By Admin | August 6, 2012

Back in the waning days of the Hollywood’s golden age, theatre owners were desperate for ways to lure teens back into their movie houses, so they turned to local magicians who created what is now known as the Spook Show. The spook show was sort of vaudeville, sort of traditional magic act with the biggest thrill of any show being a “full dark” interlude where the cinema would be enveloped in darkness, the magician would get to pretend something extra spooky was about to happen, and the h***y teens could indulge in a little heavy petting without anybody knowing any better.

Inspired by such antiquated delights, sideshow maestro Todd Robbins and mute magician Teller (yes, of Penn & Teller fame) teamed up in 2009 to create the off-Broadway hit Play Dead, which has now been filmed by author Shade Rupe (Dark Stars Rising) and released on the festival circuit. Part one-man confessional, part gory-magic show and part examination of our relationship with death, Play Dead is a unique experience, both recreating and in some places demystifying the theatrical experience.

The first half of the show is comprised mainly of storytelling and macabre pranks on the audience, as well as a few full dark segments shot with infrared cameras to let the film audience in on the joke. The second half gets a little more serious, with the focus shifting from the macabre in general to the exploitation of grief and the manipulation of our relationship with the dead by predatory “mediums” and self-styled “psychics.”

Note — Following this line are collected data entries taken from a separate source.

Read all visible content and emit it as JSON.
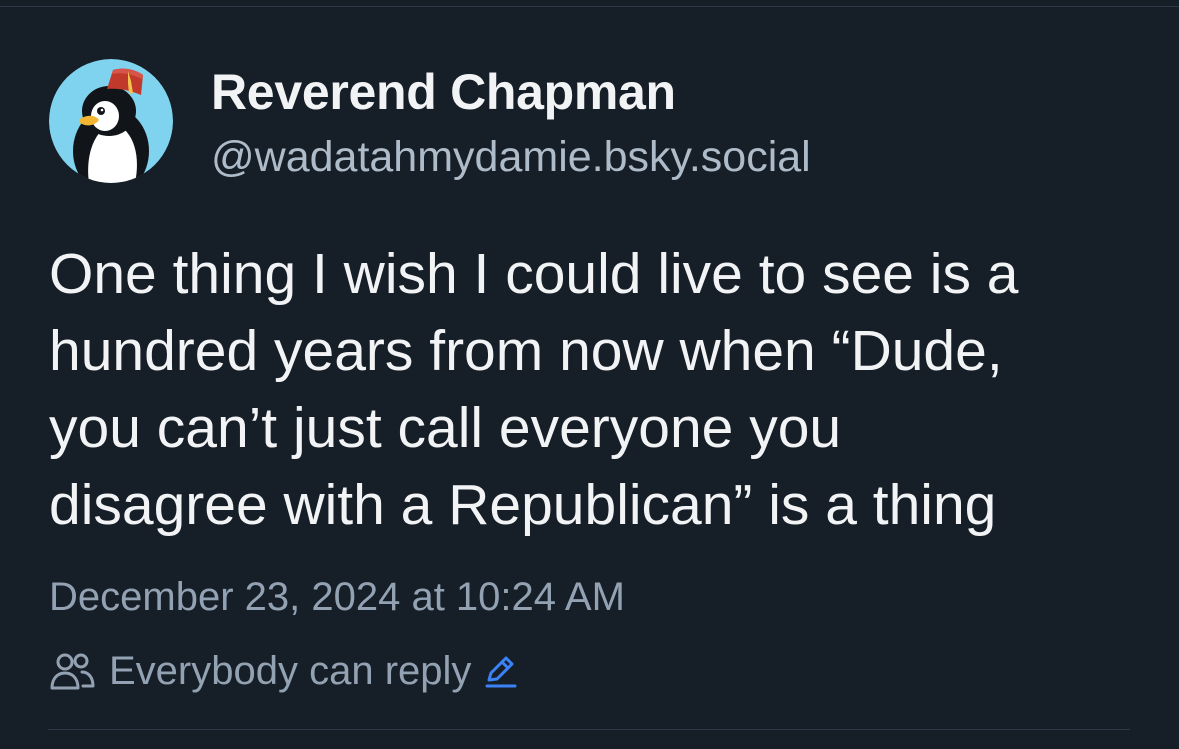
{
  "post": {
    "author": {
      "display_name": "Reverend Chapman",
      "handle": "@wadatahmydamie.bsky.social",
      "avatar_icon": "penguin-fez-avatar"
    },
    "text": "One thing I wish I could live to see is a\nhundred years from now when “Dude,\nyou can’t just call everyone you\ndisagree with a Republican” is a thing",
    "timestamp": "December 23, 2024 at 10:24 AM",
    "reply_setting": {
      "label": "Everybody can reply",
      "icon": "people-icon",
      "edit_icon": "pencil-edit-icon"
    }
  },
  "colors": {
    "background": "#161e27",
    "primary_text": "#f1f3f5",
    "secondary_text": "#93a2b3",
    "accent": "#3b82f6"
  }
}
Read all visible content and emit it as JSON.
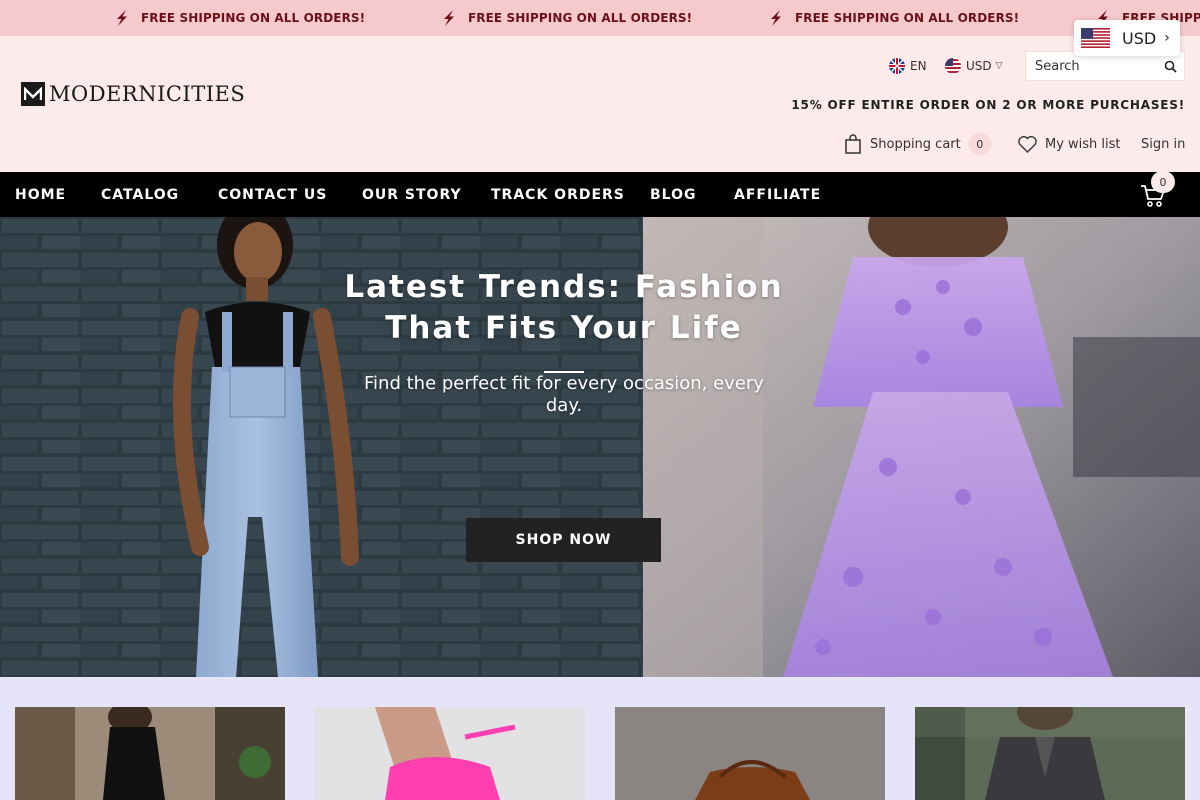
{
  "announcement": {
    "items": [
      "FREE SHIPPING ON ALL ORDERS!",
      "FREE SHIPPING ON ALL ORDERS!",
      "FREE SHIPPING ON ALL ORDERS!",
      "FREE SHIPPING ON ALL ORDERS!"
    ],
    "color": "#6b1118",
    "background": "#f6c9cc"
  },
  "currency_popup": {
    "label": "USD"
  },
  "header": {
    "logo_text": "MODERNICITIES",
    "language": "EN",
    "currency": "USD",
    "search_placeholder": "Search",
    "promo": "15% OFF ENTIRE ORDER ON 2 OR MORE PURCHASES!",
    "cart_label": "Shopping cart",
    "cart_count": "0",
    "wishlist_label": "My wish list",
    "signin_label": "Sign in",
    "background": "#fdeaea"
  },
  "nav": {
    "items": [
      "HOME",
      "CATALOG",
      "CONTACT US",
      "OUR STORY",
      "TRACK ORDERS",
      "BLOG",
      "AFFILIATE"
    ],
    "cart_badge": "0",
    "background": "#000000"
  },
  "hero": {
    "title": "Latest Trends: Fashion That Fits Your Life",
    "subtitle": "Find the perfect fit for every occasion, every day.",
    "button": "SHOP NOW"
  },
  "categories": {
    "background": "#e5e4f8",
    "cards": [
      "black-dress-photo",
      "pink-heels-photo",
      "brown-bag-photo",
      "grey-suit-photo"
    ]
  }
}
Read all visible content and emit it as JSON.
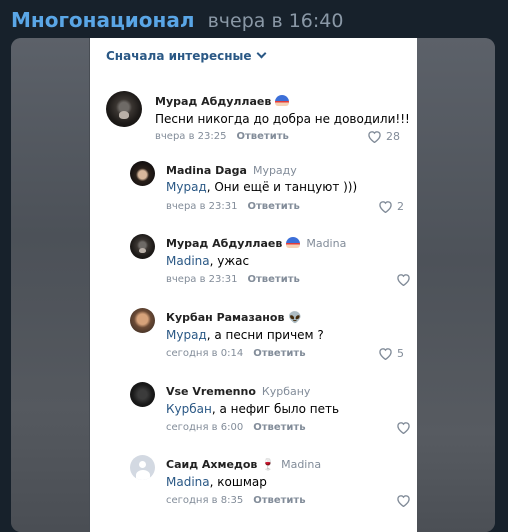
{
  "header": {
    "channel": "Многонационал",
    "time": "вчера в 16:40"
  },
  "card": {
    "sort_label": "Сначала интересные",
    "comments": [
      {
        "name": "Мурад Абдуллаев",
        "badge": "cap",
        "reply_to": "",
        "mention": "",
        "text": "Песни никогда до добра не доводили!!!",
        "time": "вчера в 23:25",
        "reply": "Ответить",
        "likes": "28",
        "avatar": "monkey"
      },
      {
        "name": "Madina Daga",
        "badge": "",
        "reply_to": "Мураду",
        "mention": "Мурад",
        "text": ", Они ещё и танцуют )))",
        "time": "вчера в 23:31",
        "reply": "Ответить",
        "likes": "2",
        "avatar": "hair"
      },
      {
        "name": "Мурад Абдуллаев",
        "badge": "cap",
        "reply_to": "Madina",
        "mention": "Madina",
        "text": ", ужас",
        "time": "вчера в 23:31",
        "reply": "Ответить",
        "likes": "",
        "avatar": "monkey"
      },
      {
        "name": "Курбан Рамазанов",
        "badge": "👽",
        "reply_to": "",
        "mention": "Мурад",
        "text": ", а песни причем ?",
        "time": "сегодня в 0:14",
        "reply": "Ответить",
        "likes": "5",
        "avatar": "man"
      },
      {
        "name": "Vse Vremenno",
        "badge": "",
        "reply_to": "Курбану",
        "mention": "Курбан",
        "text": ", а нефиг было петь",
        "time": "сегодня в 6:00",
        "reply": "Ответить",
        "likes": "",
        "avatar": "dark"
      },
      {
        "name": "Саид Ахмедов",
        "badge": "🍷",
        "reply_to": "Madina",
        "mention": "Madina",
        "text": ", кошмар",
        "time": "сегодня в 8:35",
        "reply": "Ответить",
        "likes": "",
        "avatar": "default"
      }
    ]
  },
  "icons": {
    "heart": "heart-outline-icon",
    "sort": "chevron-down-icon"
  },
  "colors": {
    "channel": "#5aa6e6",
    "link": "#2a5885",
    "muted": "#828c99",
    "background": "#17212b"
  }
}
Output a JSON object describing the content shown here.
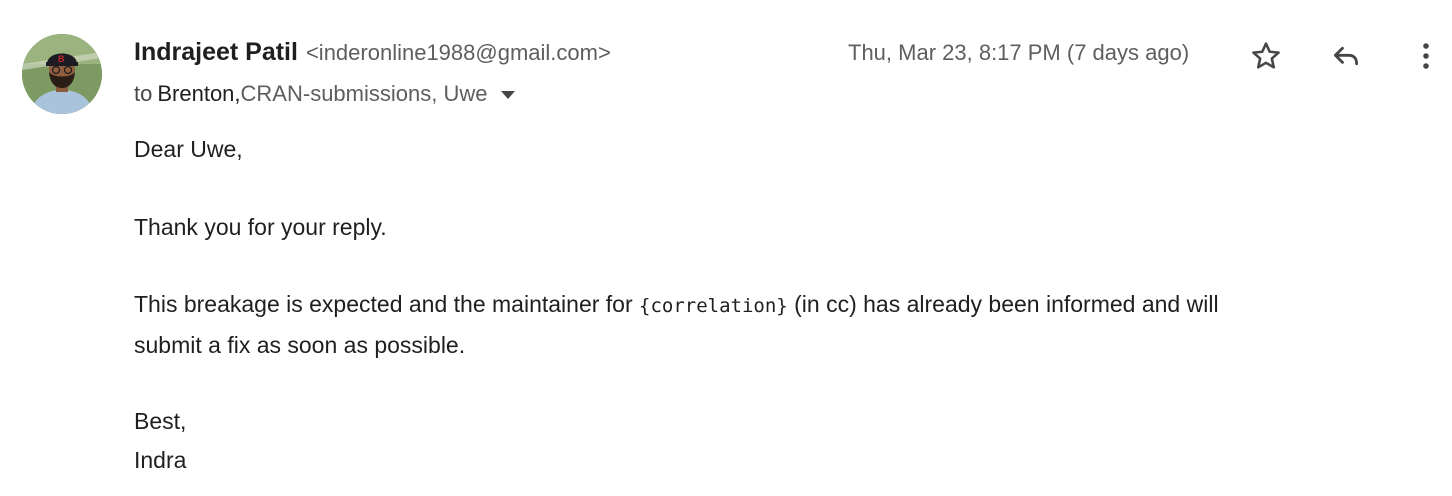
{
  "header": {
    "sender_name": "Indrajeet Patil",
    "sender_email": "<inderonline1988@gmail.com>",
    "timestamp": "Thu, Mar 23, 8:17 PM (7 days ago)",
    "to_label": "to",
    "recipient_first": "Brenton,",
    "recipient_rest": " CRAN-submissions, Uwe",
    "icons": {
      "star": "star-icon",
      "reply": "reply-icon",
      "more": "more-vertical-icon",
      "details": "chevron-down-icon"
    }
  },
  "body": {
    "greeting": "Dear Uwe,",
    "thanks": "Thank you for your reply.",
    "main_before": "This breakage is expected and the maintainer for ",
    "main_code": "{correlation}",
    "main_after": " (in cc) has already been informed and will",
    "main_line2": "submit a fix as soon as possible.",
    "signoff": "Best,",
    "signature": "Indra"
  },
  "colors": {
    "text_primary": "#1f1f1f",
    "text_secondary": "#5e5e5e",
    "icon": "#444746"
  }
}
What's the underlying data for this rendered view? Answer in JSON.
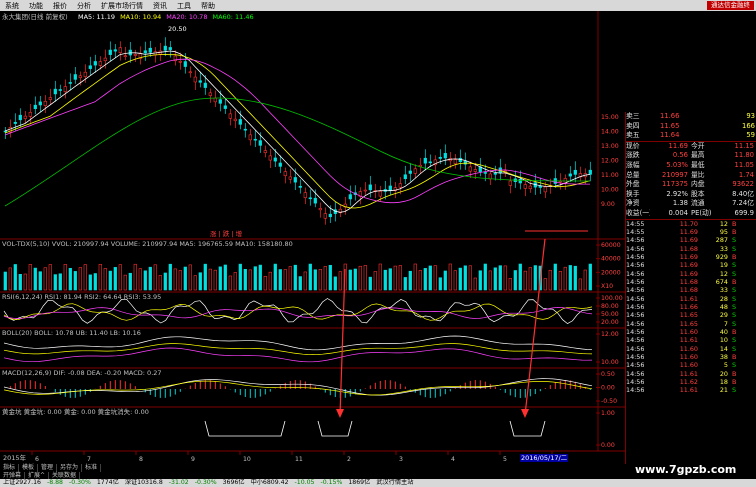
{
  "menu": {
    "items": [
      "系统",
      "功能",
      "报价",
      "分析",
      "扩展市场行情",
      "资讯",
      "工具",
      "帮助"
    ],
    "ad": "通达信金融终"
  },
  "main_chart": {
    "title": "永大集团(日线 前复权)",
    "ma_labels": [
      {
        "text": "MA5: 11.19",
        "color": "#ffffff"
      },
      {
        "text": "MA10: 10.94",
        "color": "#ffff00"
      },
      {
        "text": "MA20: 10.78",
        "color": "#ff40ff"
      },
      {
        "text": "MA60: 11.46",
        "color": "#00ff00"
      }
    ],
    "high_label": "20.50",
    "price_axis": [
      "15.00",
      "14.00",
      "13.00",
      "12.00",
      "11.00",
      "10.00",
      "9.00"
    ],
    "annotation": "涨 | 跌 | 增"
  },
  "vol_panel": {
    "label": "VOL-TDX(5,10) VVOL: 210997.94  VOLUME: 210997.94  MA5: 196765.59  MA10: 158180.80",
    "axis": [
      "60000",
      "40000",
      "20000",
      "X10"
    ]
  },
  "rsi_panel": {
    "label": "RSI(6,12,24) RSI1: 81.94  RSI2: 64.64  RSI3: 53.95",
    "axis": [
      "100.00",
      "80.00",
      "50.00",
      "20.00"
    ]
  },
  "boll_panel": {
    "label": "BOLL(20) BOLL: 10.78  UB: 11.40  LB: 10.16",
    "axis": [
      "12.00",
      "10.00"
    ]
  },
  "macd_panel": {
    "label": "MACD(12,26,9) DIF: -0.08  DEA: -0.20  MACD: 0.27",
    "axis": [
      "0.50",
      "0.00",
      "-0.50"
    ]
  },
  "gold_panel": {
    "label": "黄金坑  黄金坑: 0.00  黄金: 0.00  黄金坑消失: 0.00",
    "axis": [
      "1.00",
      "0.00"
    ]
  },
  "date_axis": {
    "left_label": "2015年",
    "ticks": [
      "6",
      "7",
      "8",
      "9",
      "10",
      "11",
      "2",
      "3",
      "4",
      "5",
      "6"
    ],
    "highlight": "2016/05/17/二"
  },
  "quote": {
    "asks": [
      {
        "name": "卖三",
        "price": "11.66",
        "vol": "93"
      },
      {
        "name": "卖四",
        "price": "11.65",
        "vol": "166"
      },
      {
        "name": "卖五",
        "price": "11.64",
        "vol": "59"
      }
    ],
    "rows": [
      {
        "k1": "现价",
        "v1": "11.69",
        "k2": "今开",
        "v2": "11.15"
      },
      {
        "k1": "涨跌",
        "v1": "0.56",
        "k2": "最高",
        "v2": "11.80"
      },
      {
        "k1": "涨幅",
        "v1": "5.03%",
        "k2": "最低",
        "v2": "11.05"
      },
      {
        "k1": "总量",
        "v1": "210997",
        "k2": "量比",
        "v2": "1.74"
      },
      {
        "k1": "外盘",
        "v1": "117375",
        "k2": "内盘",
        "v2": "93622"
      },
      {
        "k1": "换手",
        "v1": "2.92%",
        "k2": "股本",
        "v2": "8.40亿"
      },
      {
        "k1": "净资",
        "v1": "1.38",
        "k2": "流通",
        "v2": "7.24亿"
      },
      {
        "k1": "收益(一)",
        "v1": "0.004",
        "k2": "PE(动)",
        "v2": "699.9"
      }
    ]
  },
  "ticks": [
    {
      "time": "14:55",
      "price": "11.70",
      "vol": "12",
      "side": "B"
    },
    {
      "time": "14:55",
      "price": "11.69",
      "vol": "95",
      "side": "B"
    },
    {
      "time": "14:56",
      "price": "11.69",
      "vol": "287",
      "side": "S"
    },
    {
      "time": "14:56",
      "price": "11.68",
      "vol": "33",
      "side": "S"
    },
    {
      "time": "14:56",
      "price": "11.69",
      "vol": "929",
      "side": "B"
    },
    {
      "time": "14:56",
      "price": "11.69",
      "vol": "19",
      "side": "S"
    },
    {
      "time": "14:56",
      "price": "11.69",
      "vol": "12",
      "side": "S"
    },
    {
      "time": "14:56",
      "price": "11.68",
      "vol": "674",
      "side": "B"
    },
    {
      "time": "14:56",
      "price": "11.68",
      "vol": "33",
      "side": "S"
    },
    {
      "time": "14:56",
      "price": "11.61",
      "vol": "28",
      "side": "S"
    },
    {
      "time": "14:56",
      "price": "11.66",
      "vol": "48",
      "side": "S"
    },
    {
      "time": "14:56",
      "price": "11.65",
      "vol": "29",
      "side": "S"
    },
    {
      "time": "14:56",
      "price": "11.65",
      "vol": "7",
      "side": "S"
    },
    {
      "time": "14:56",
      "price": "11.60",
      "vol": "40",
      "side": "B"
    },
    {
      "time": "14:56",
      "price": "11.61",
      "vol": "10",
      "side": "S"
    },
    {
      "time": "14:56",
      "price": "11.60",
      "vol": "14",
      "side": "S"
    },
    {
      "time": "14:56",
      "price": "11.60",
      "vol": "38",
      "side": "B"
    },
    {
      "time": "14:56",
      "price": "11.60",
      "vol": "5",
      "side": "S"
    },
    {
      "time": "14:56",
      "price": "11.61",
      "vol": "20",
      "side": "B"
    },
    {
      "time": "14:56",
      "price": "11.62",
      "vol": "18",
      "side": "B"
    },
    {
      "time": "14:56",
      "price": "11.61",
      "vol": "21",
      "side": "S"
    }
  ],
  "bottom_tabs": [
    "指标",
    "模板",
    "管理",
    "另存为",
    "标准"
  ],
  "bottom_tabs2": [
    "开弹幕",
    "扩展^",
    "关联数据"
  ],
  "status": [
    {
      "text": "上证2927.16",
      "color": "#000000"
    },
    {
      "text": "-8.88",
      "color": "#008000"
    },
    {
      "text": "-0.30%",
      "color": "#008000"
    },
    {
      "text": "1774亿",
      "color": "#000000"
    },
    {
      "text": "深证10316.8",
      "color": "#000000"
    },
    {
      "text": "-31.02",
      "color": "#008000"
    },
    {
      "text": "-0.30%",
      "color": "#008000"
    },
    {
      "text": "3696亿",
      "color": "#000000"
    },
    {
      "text": "中小6809.42",
      "color": "#000000"
    },
    {
      "text": "-10.05",
      "color": "#008000"
    },
    {
      "text": "-0.15%",
      "color": "#008000"
    },
    {
      "text": "1869亿",
      "color": "#000000"
    },
    {
      "text": "武汉行情主站",
      "color": "#000000"
    }
  ],
  "watermark": "www.7gpzb.com"
}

Without a doubt the star of the show is Robbins. An imposing figure in his pure white suit, Robbins’ command over the audience is unflinching and absolute, eliciting screams of terror when pretending to eat a rat and howls of laughter when beating a man to death, and then quickly admonishing the audience for their ironic reaction to those events. You never for a moment question who is in charge, as he plays both seducer and tormentor with equal ease and relish.

The feeling is very much of a filmed play, which it is, with the viewer getting the appropriate approximation of being in the audience. There are moments earlier in the show that make you wonder if something is going to reach out from the void in your theater and scare the bejeezus out of you, but that is likely owing more to Robbins’ masterful performance than anything else.

In the end, Play Dead mostly makes you wish you were in the audience at the live show yourself. Which is probably the greatest compliment there is.